Habana Labs AI Training Solution Featuring Supermicro X12 Gaudi AI Training Server With DDN AI400X2 Storage System
Integration of Gaudi platform with appliance eliminates storage bottlenecks found in traditional NAS and optimizes utilization of AI compute capacity.
This is a Press Release edited by StorageNewsletter.com on November 26, 2021 at 2:03 pmHabana Labs Ltd., an Intel Corp. company and developer of AI processors, announced the availability of a turnkey, enterprise AI training solution featuring the Supermicro X12 Gaudi AI training server with the DDN AI400X2 storage system.
This system is the product of the collaboration of Habana Labs and Super Micro Computer, Inc. with DDN (DataDirect Networks, Inc.). With 8 Gaudi purpose-built AI processors, the Supermicro X12 Gaudi AI server provides customers with cost-efficient AI training, ease of use and system scalability. Integration of the Gaudi platform with the AI400X2 appliance eliminates storage bottlenecks found in traditional NAS storage and optimizes utilization of AI compute capacity.

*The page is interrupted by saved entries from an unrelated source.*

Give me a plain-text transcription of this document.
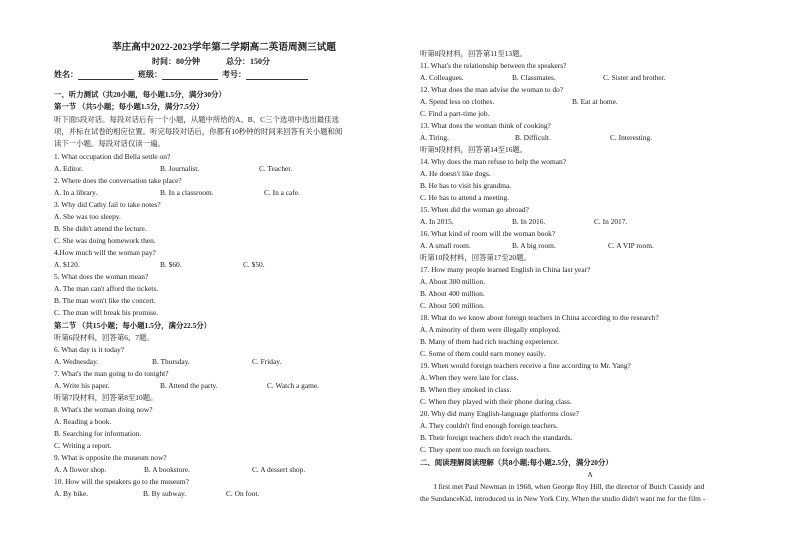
莘庄高中2022-2023学年第二学期高二英语周测三试题
时间：80分钟	总分：150分
姓名：	班级：	考号：
一、听力测试（共20小题，每小题1.5分，满分30分）
第一节 （共5小题；每小题1.5分，满分7.5分）
听下面5段对话。每段对话后有一个小题，从题中所给的A、B、C三个选项中选出最佳选
项，并标在试卷的相应位置。听完每段对话后，你都有10秒钟的时间来回答有关小题和阅
读下一小题。每段对话仅读一遍。
1. What occupation did Bella settle on?
A. Editor.	B. Journalist.	C. Teacher.
2. Where does the conversation take place?
A. In a library.	B. In a classroom.	C. In a cafe.
3. Why did Cathy fail to take notes?
A. She was too sleepy.
B. She didn't attend the lecture.
C. She was doing homework then.
4.How much will the woman pay?
A. $120.	B. $60.	C. $50.
5. What does the woman mean?
A. The man can't afford the tickets.
B. The man won't like the concert.
C. The man will break his promise.
第二节 （共15小题；每小题1.5分，满分22.5分）
听第6段材料，回答第6、7题。
6. What day is it today?
A. Wednesday.	B. Thursday.	C. Friday.
7. What's the man going to do tonight?
A. Write his paper.	B. Attend the party.	C. Watch a game.
听第7段材料，回答第8至10题。
8. What's the woman doing now?
A. Reading a book.
B. Searching for information.
C. Writing a report.
9. What is opposite the museum now?
A. A flower shop.	B. A bookstore.	C. A dessert shop.
10. How will the speakers go to the museum?
A. By bike.	B. By subway.	C. On foot.
听第8段材料，回答第11至13题。
11. What's the relationship between the speakers?
A. Colleagues.	B. Classmates.	C. Sister and brother.
12. What does the man advise the woman to do?
A. Spend less on clothes.	B. Eat at home.
C. Find a part-time job.
13. What does the woman think of cooking?
A. Tiring.	B. Difficult.	C. Interesting.
听第9段材料，回答第14至16题。
14. Why does the man refuse to help the woman?
A. He doesn't like dogs.
B. He has to visit his grandma.
C. He has to attend a meeting.
15. When did the woman go abroad?
A. In 2015.	B. In 2016.	C. In 2017.
16. What kind of room will the woman book?
A. A small room.	B. A big room.	C. A VIP room.
听第10段材料，回答第17至20题。
17. How many people learned English in China last year?
A. About 300 million.
B. About 400 million.
C. About 500 million.
18. What do we know about foreign teachers in China according to the research?
A. A minority of them were illegally employed.
B. Many of them had rich teaching experience.
C. Some of them could earn money easily.
19. When would foreign teachers receive a fine according to Mr. Yang?
A. When they were late for class.
B. When they smoked in class.
C. When they played with their phone during class.
20. Why did many English-language platforms close?
A. They couldn't find enough foreign teachers.
B. Their foreign teachers didn't reach the standards.
C. They spent too much on foreign teachers.
二、阅读理解阅读理解（共8小题;每小题2.5分，满分20分）
A
I first met Paul Newman in 1968, when George Roy Hill, the director of Butch Cassidy and
the SundanceKid, introduced us in New York City. When the studio didn't want me for the film -
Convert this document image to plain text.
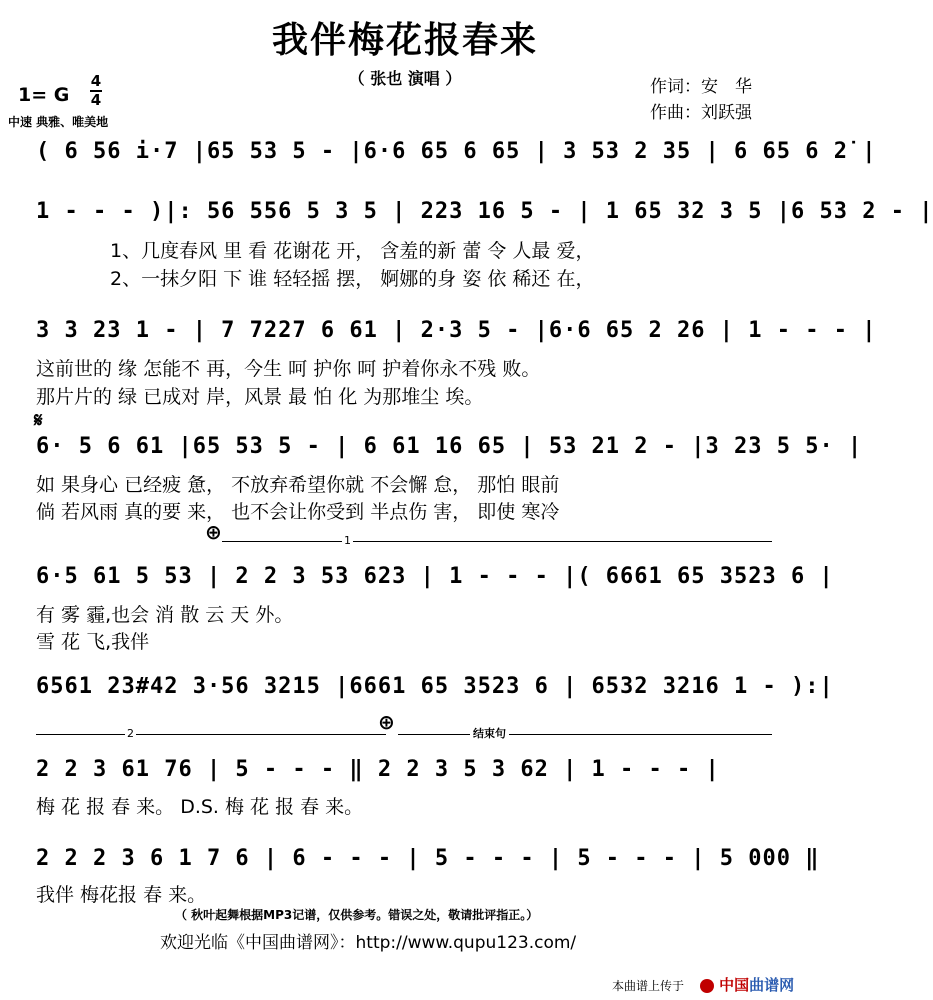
我伴梅花报春来
（ 张也 演唱 ）	作词：安　华
作曲：刘跃强
1= G
4
4
中速 典雅、唯美地
( 6 56 i·7 |65 53 5 - |6·6 65 6 65 | 3 53 2 35 | 6 65 6 2̇ |
1 - - - )|: 56 556 5 3 5 | 223 16 5 - | 1 65 32 3 5 |6 53 2 - |
1、几度春风 里 看 花谢花 开， 含羞的新 蕾 令 人最 爱，
2、一抹夕阳 下 谁 轻轻摇 摆， 婀娜的身 姿 依 稀还 在，
3 3 23 1 - | 7 7227 6 61 | 2·3 5 - |6·6 65 2 26 | 1 - - - |
这前世的 缘 怎能不 再，今生 呵 护你 呵 护着你永不残 败。
那片片的 绿 已成对 岸，风景 最 怕 化 为那堆尘 埃。
𝄋
6· 5 6 61 |65 53 5 - | 6 61 16 65 | 53 21 2 - |3 23 5 5· |
如 果身心 已经疲 惫， 不放弃希望你就 不会懈 怠， 那怕 眼前
倘 若风雨 真的要 来， 也不会让你受到 半点伤 害， 即使 寒冷
⊕	1
6·5 61 5 53 | 2 2 3 53 623 | 1 - - - |( 6661 65 3523 6 |
有 雾 霾,也会 消 散 云 天 外。
雪 花 飞,我伴
6561 23#42 3·56 3215 |6661 65 3523 6 | 6532 3216 1 - ):|
2	⊕	结束句
2 2 3 61 76 | 5 - - - ‖ 2 2 3 5 3 62 | 1 - - - |
梅 花 报 春 来。 D.S. 梅 花 报 春 来。
2 2 2 3 6 1 7 6 | 6 - - - | 5 - - - | 5 - - - | 5 000 ‖
我伴 梅花报 春 来。
（ 秋叶起舞根据MP3记谱，仅供参考。错误之处，敬请批评指正。）
欢迎光临《中国曲谱网》：http://www.qupu123.com/
本曲谱上传于	中国曲谱网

Supermicro X12 Gaudi AI training server
Gaudi HL-205 mezzanine card
As data sets become larger and AI models grow in complexity, demand for AI training capacity is increasing . According to IDC’s Semiannual AI Tracker published in January 2021, over half of respondents who are AI/ML customers report rebuilding their AI models weekly or more often, and over a quarter rebuild models daily and even hourly. Along with this demand, 56% of AI/ML customers report that cost is the most significant challenge to implementing AI/ML solutions. Gaudi was designed to address this need with more cost-efficient price performance. With the integrated solution of the Supermicro X12 Gaudi AI server optimized with the AI400X2 storage appliance, customers requiring enterprise, cost-effective AI training systems with enhanced data management and storage can train more and spend less.
“The Habana team is committed to bringing Gaudi’s price performance, usability and scalability to enterprise AI customers who need more cost-effective AI training solutions,” said Eitan Medina, chief business officer, Habana Labs. “We are pleased to support our customers with this new turnkey solution that brings the efficiency of the Supermicro X12 Gaudi AI Server together with the data management and storage performance of the DDN AI400X2 system to augment utilization of AI compute capacity and enable us to address this growing need in training deep learning models.“
The turnkey AI training solution comes pre-configured with one, 2 and 4 X12 server options to address AI training capacity requirements. The scalable architectures of the X12 Gaudi server and AI400X2 appliance make it easy to expand to larger clusters, thereby enabling customers to scale their AI training infrastructure as their capacity requirements increase. Each Gaudi processor integrates ten 100GbE ports of RDMA over Converged Ethernet (RoCE) to provide easy and massive scaling capacity based on industry standard networking fabrics.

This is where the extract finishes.